Re: [PATCH v3 0/7] NXP DSPI bugfixes and support for LS1028A
[Date Prev][Date Next][Thread Prev][Thread Next][Date Index][Thread Index]
- Subject: Re: [PATCH v3 0/7] NXP DSPI bugfixes and support for LS1028A
- From: Michael Walle <michael@xxxxxxxx>
- Date: Fri, 13 Mar 2020 17:53:24 +0100
- Cc: Mark Brown <broonie@xxxxxxxxxx>, linux-spi@xxxxxxxxxxxxxxx, lkml <linux-kernel@xxxxxxxxxxxxxxx>, Shawn Guo <shawnguo@xxxxxxxxxx>, Rob Herring <robh+dt@xxxxxxxxxx>, Mark Rutland <mark.rutland@xxxxxxx>, devicetree@xxxxxxxxxxxxxxx, Esben Haabendal <eha@xxxxxxxx>, angelo@xxxxxxxx, andrew.smirnov@xxxxxxxxx, "Gustavo A. R. Silva" <gustavo@xxxxxxxxxxxxxx>, Wei Chen <weic@xxxxxxxxxx>, Mohamed Hosny <mhosny@xxxxxxxxxx>, peng.ma@xxxxxxx
- In-reply-to: <CA+h21hqk+pVrGgHx4iTshfE3i4WF7VANPfMf2ykPFpL3=ragag@mail.gmail.com>
- References: <20200310125542.5939-1-olteanv@gmail.com> <615284875b709f602d57e4a4621a83c1@walle.cc> <CA+h21hrYoHVDvsxT1EPWhYprL+zNHfE4MW7k4HxiK7ma4ZWn1g@mail.gmail.com> <59b07b7d70603c6b536a7354ed0ea8d8@walle.cc> <4ba077c80143c8ec679066e6d8cedca2@walle.cc> <CA+h21hqk+pVrGgHx4iTshfE3i4WF7VANPfMf2ykPFpL3=ragag@mail.gmail.com>
- User-agent: Roundcube Webmail/1.3.10
Am 2020-03-13 17:37, schrieb Vladimir Oltean:
Hi Michael,
On Fri, 13 Mar 2020 at 18:07, Michael Walle <michael@xxxxxxxx> wrote:
Am 2020-03-10 16:22, schrieb Michael Walle:
> Hi Vladimir,
>
> Am 2020-03-10 15:56, schrieb Vladimir Oltean:
>>> (2) Also, reading the flash, every second time there is
>>> (reproducibly)
>>> an
>>> IO error:
>>>
>>> # hexdump -C /dev/mtd0
>>> 00000000 68 75 68 75 0a ff ff ff ff ff ff ff ff ff ff ff
>>> |huhu............|
>>> 00000010 ff ff ff ff ff ff ff ff ff ff ff ff ff ff ff ff
>>> |................|
>>> *
>>> 01000000
>>> # hexdump -C /dev/mtd0
>>> 00000000 68 75 68 75 0a ff ff ff ff ff ff ff ff ff ff ff
>>> |huhu............|
>>> 00000010 ff ff ff ff ff ff ff ff ff ff ff ff ff ff ff ff
>>> |................|
>>> *
>>> hexdump: /dev/mtd0: Input/output error
>>> 00dc0000
>>> # hexdump -C /dev/mtd0
>>> 00000000 68 75 68 75 0a ff ff ff ff ff ff ff ff ff ff ff
>>> |huhu............|
>>> 00000010 ff ff ff ff ff ff ff ff ff ff ff ff ff ff ff ff
>>> |................|
>>> *
>>> 01000000
>>> # hexdump -C /dev/mtd0
>>> 00000000 68 75 68 75 0a ff ff ff ff ff ff ff ff ff ff ff
>>> |huhu............|
>>> 00000010 ff ff ff ff ff ff ff ff ff ff ff ff ff ff ff ff
>>> |................|
>>> *
>>> hexdump: /dev/mtd0: Input/output error
>>> 00e6a000
>>>
>>
>> Just to be clear, issue 2 is seen only after you abort another
>> transaction, right?
>
> No, just normal uninterrupted reading.
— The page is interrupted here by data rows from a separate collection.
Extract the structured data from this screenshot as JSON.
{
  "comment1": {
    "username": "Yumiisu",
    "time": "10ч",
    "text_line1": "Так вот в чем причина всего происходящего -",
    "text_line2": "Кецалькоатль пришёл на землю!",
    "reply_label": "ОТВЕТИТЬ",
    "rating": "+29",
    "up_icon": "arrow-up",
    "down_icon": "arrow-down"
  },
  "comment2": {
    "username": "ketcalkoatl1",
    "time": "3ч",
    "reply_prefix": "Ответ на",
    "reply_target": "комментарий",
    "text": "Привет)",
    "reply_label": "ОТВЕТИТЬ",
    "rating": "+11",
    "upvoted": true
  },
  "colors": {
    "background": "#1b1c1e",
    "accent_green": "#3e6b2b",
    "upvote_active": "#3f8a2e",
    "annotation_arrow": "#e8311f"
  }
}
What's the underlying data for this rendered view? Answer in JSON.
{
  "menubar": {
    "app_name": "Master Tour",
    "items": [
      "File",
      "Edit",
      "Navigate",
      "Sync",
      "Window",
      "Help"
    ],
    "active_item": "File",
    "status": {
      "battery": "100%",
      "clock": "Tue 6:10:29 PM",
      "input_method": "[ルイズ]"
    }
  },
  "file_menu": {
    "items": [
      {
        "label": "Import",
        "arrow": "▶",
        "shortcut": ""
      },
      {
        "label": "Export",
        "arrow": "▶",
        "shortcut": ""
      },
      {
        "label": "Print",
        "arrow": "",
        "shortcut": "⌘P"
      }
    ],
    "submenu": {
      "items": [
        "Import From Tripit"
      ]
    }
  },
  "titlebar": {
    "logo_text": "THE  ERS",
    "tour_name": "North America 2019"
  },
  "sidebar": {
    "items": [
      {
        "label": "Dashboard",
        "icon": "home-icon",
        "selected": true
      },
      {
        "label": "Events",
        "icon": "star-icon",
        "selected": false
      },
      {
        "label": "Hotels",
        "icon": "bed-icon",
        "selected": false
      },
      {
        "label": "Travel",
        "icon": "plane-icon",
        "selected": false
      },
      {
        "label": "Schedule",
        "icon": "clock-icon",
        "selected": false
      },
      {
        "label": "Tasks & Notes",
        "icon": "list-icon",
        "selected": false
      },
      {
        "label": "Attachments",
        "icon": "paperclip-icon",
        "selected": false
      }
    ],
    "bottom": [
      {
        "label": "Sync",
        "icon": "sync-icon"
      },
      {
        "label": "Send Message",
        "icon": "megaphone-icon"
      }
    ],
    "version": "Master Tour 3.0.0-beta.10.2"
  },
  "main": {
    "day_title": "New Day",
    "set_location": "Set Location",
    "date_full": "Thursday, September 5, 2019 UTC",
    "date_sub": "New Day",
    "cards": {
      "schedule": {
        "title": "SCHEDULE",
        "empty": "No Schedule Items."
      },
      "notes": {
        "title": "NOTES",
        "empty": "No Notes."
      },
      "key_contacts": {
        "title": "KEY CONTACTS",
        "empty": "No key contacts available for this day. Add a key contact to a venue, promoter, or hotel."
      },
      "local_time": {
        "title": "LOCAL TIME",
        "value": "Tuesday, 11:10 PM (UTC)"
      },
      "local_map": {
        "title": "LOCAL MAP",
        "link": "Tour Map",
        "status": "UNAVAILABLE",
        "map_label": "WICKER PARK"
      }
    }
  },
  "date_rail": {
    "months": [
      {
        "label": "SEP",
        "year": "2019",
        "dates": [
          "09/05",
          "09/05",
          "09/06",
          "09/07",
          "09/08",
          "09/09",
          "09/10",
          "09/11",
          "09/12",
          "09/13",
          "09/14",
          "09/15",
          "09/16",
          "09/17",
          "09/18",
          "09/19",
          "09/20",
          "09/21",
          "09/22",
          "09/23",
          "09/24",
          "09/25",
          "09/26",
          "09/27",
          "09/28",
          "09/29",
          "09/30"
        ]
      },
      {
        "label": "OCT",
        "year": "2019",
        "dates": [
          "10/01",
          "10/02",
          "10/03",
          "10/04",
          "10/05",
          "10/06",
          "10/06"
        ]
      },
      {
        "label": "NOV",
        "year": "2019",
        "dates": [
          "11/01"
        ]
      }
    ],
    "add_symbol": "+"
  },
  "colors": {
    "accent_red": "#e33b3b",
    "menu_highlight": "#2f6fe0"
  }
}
Just tried it right after
> reboot. Doesn't seem to be every second time though, just random
> which makes me wonder if that is another problem now. Also the
> last successful reading is random.
Ok I guess I know what the root cause is. This is an extract of
the current code:
> static int dspi_transfer_one_message(struct spi_controller *ctlr,
> struct spi_message *message)
> {
> ..
> /* Kick off the interrupt train */
> dspi_fifo_write(dspi);
>
> status = wait_event_interruptible(dspi->waitq,
> dspi->waitflags);
> dspi->waitflags = 0;
> ..
> }
>
> static int dspi_rxtx(struct fsl_dspi *dspi)
> {
> dspi_fifo_read(dspi);
>
> if (!dspi->len)
> /* Success! */
> return 0;
>
> dspi_fifo_write(dspi);
>
> return -EINPROGRESS;
> }
dspi_rxtx() is used in the ISR. Both dspi_fifo_write() and dspi_rxtx()
access shared data like, dspi->words_in_flight. In the EIO error case
the following bytes_sent is -1, because dspi->words_in_flight is -1.
> /* Update total number of bytes that were transferred */
> bytes_sent = dspi->words_in_flight * dspi->oper_word_size;
words_in_flight is always -1 after dspi_fifo_read() was called. In
the error case, the ISR kicks in right in the middle of the execution
of dspi_fifo_write() in dspi_transfer_one_message().
> static void dspi_fifo_write(struct fsl_dspi *dspi)
> {
> ..
> if (dspi->devtype_data->trans_mode == DSPI_EOQ_MODE)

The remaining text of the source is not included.